30 мая 1908 года скончался в пустыни Святого Параклита рясофорный монах Никодим. В миру звали его Николай Мирошников; он имел консервную фабрику в Тобольске. За хорошее производство рыбных консервов он получил три медали. Дело шло хорошо; по обычаю он отпускал свой товар в кредит, должники честно платили долги. Но вот однажды три сильных компаньона забрали у него товару на несколько тысяч, а платить отказались. Дело было подорвано. Пришлось закрыть фабрику. Мирошников увидел в этом указание, что пора бросить земные заботы и подумать о спасении души. Он решил с должниками не судиться. Родным, конечно, такое решение было не по душе: особенно журила его жена-старуха. Тогда он, желая узнать волю Божию, стал усердно молиться, чтобы Господь указал ему, куда идти. Случайно, а лучше сказать, промыслом Божиим, попало ему в руки житие преподобного Сергия; с жадностью прочитал он его не один раз и почувствовал непреодолимое влечение ехать к преподобному и там поступить в монастырь. Немедля он стал заканчивать все свои мирские дела, обеспечил старуху жену и, устроив все так, чтоб его больше не беспокоили житейскими заботами, отправился к угоднику Божию Сергию.

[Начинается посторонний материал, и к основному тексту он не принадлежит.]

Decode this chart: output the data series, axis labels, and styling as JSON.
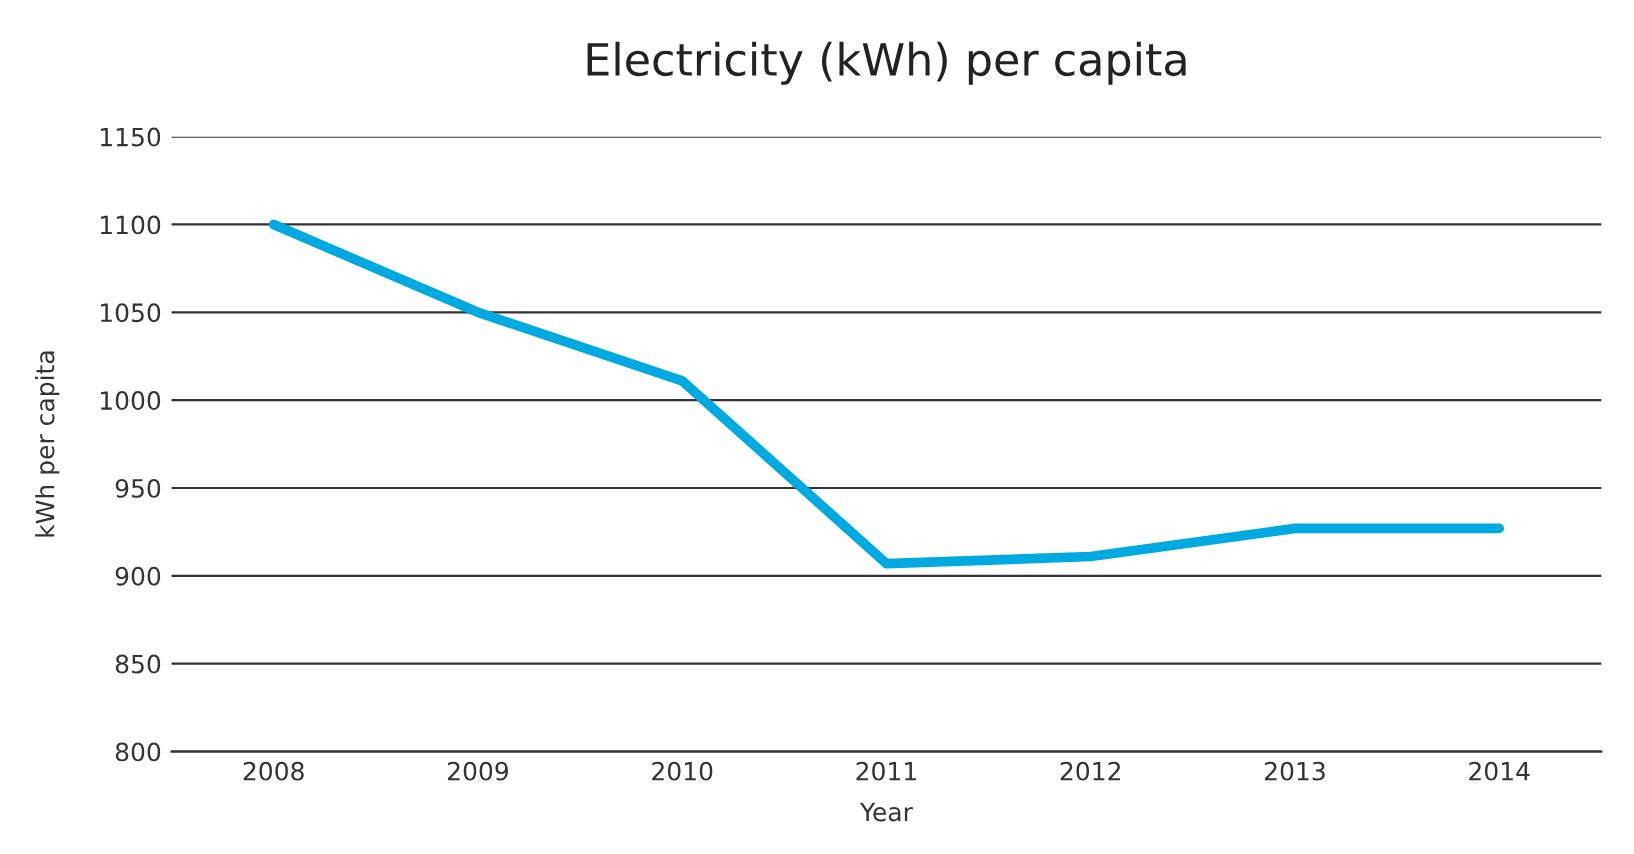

На пути его ждала нечаянная встреча с одним из крупных должников. Должник падает ему в ноги, просит прощения, сознавая свою вину. Старец великодушно простил его и в знак благословения перекрестил его и поцеловал.

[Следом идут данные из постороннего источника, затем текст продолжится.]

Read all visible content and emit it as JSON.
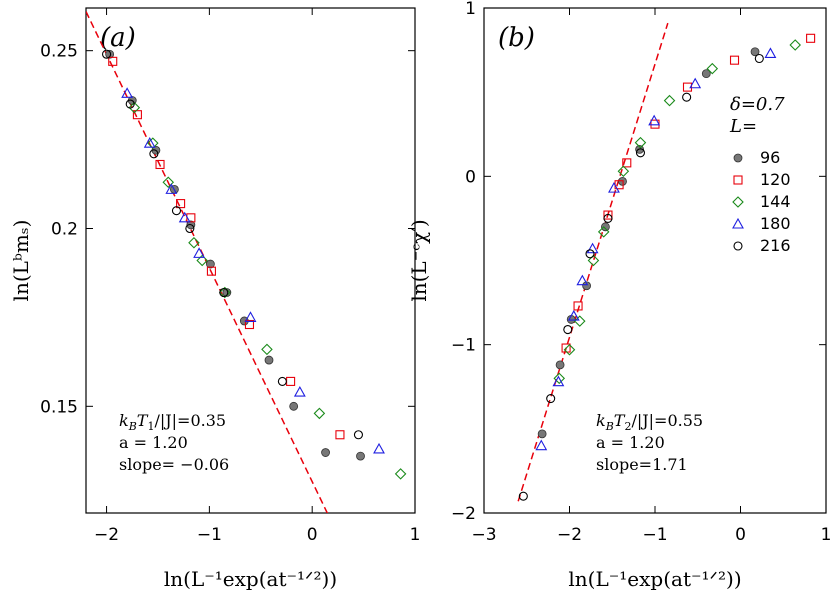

Благополучно прибыл он в Сергиеву Лавру и явился к наместнику архимандриту Товии. Выслушав все обстоятельства старого человека, о. наместник послал его в пустынь Святого Параклита с письмом к игумену, чтобы тот принял его. Увидев пустынь, старец несказанно возрадовался духом; он припал к ногам о. игумена, рассказал ему в простоте сердца всю свою историю и просил принять его в число братии. Уже не о подвигах говорил он, не о трудах, а просто просил упокоить его старость. Ему было уже 75 лет. О. игумен принял, поставив ему некоторые условия соответственно его старости. К удивлению всех, Мирошников показал, что хоть он и стар летами, но юн усердием. Ему дано было послушание в трапезе служить братии, что и исполнял он с великим усердием. Иногда, по старости, проходя по трапезе, он шатался, как трость, ветром колеблемая, а все же не хотел оставлять своего послушания. Он был очень прост, нелицемерен, всем воздавал должную честь. Церковь и богослужение так любил, что когда по немощи не приходилось быть в церкви, то плакал, как ребенок. Братия, как умели, утешали его и иногда водили к богослужению под руки.
Пострижение его в рясофор совершилось как-то неожиданно, промыслом Божиим. В великую пятницу на вечерне о. игумену пришла мысль постричь Николая. Он не внял ей. Мысль снова приходит с большей настойчивостью. Наконец и в третий раз тоже. После службы о. игумен призвал Николая и говорит: «Я хочу тебя постричь в монахи». Старец так обрадовался, что упал в ноги игумену и залился слезами. Только молчание и эти слезы были его ответом на предложение. О. игумен был тронут таким смирением Николая и приказал все приготовить на утро к пострижению. На другой день, в Великую Субботу пред литургией совершилось пострижение, и Николай был назван именем Никодима, имя которого часто упоминается в стихирах и канонах в эти святые дни.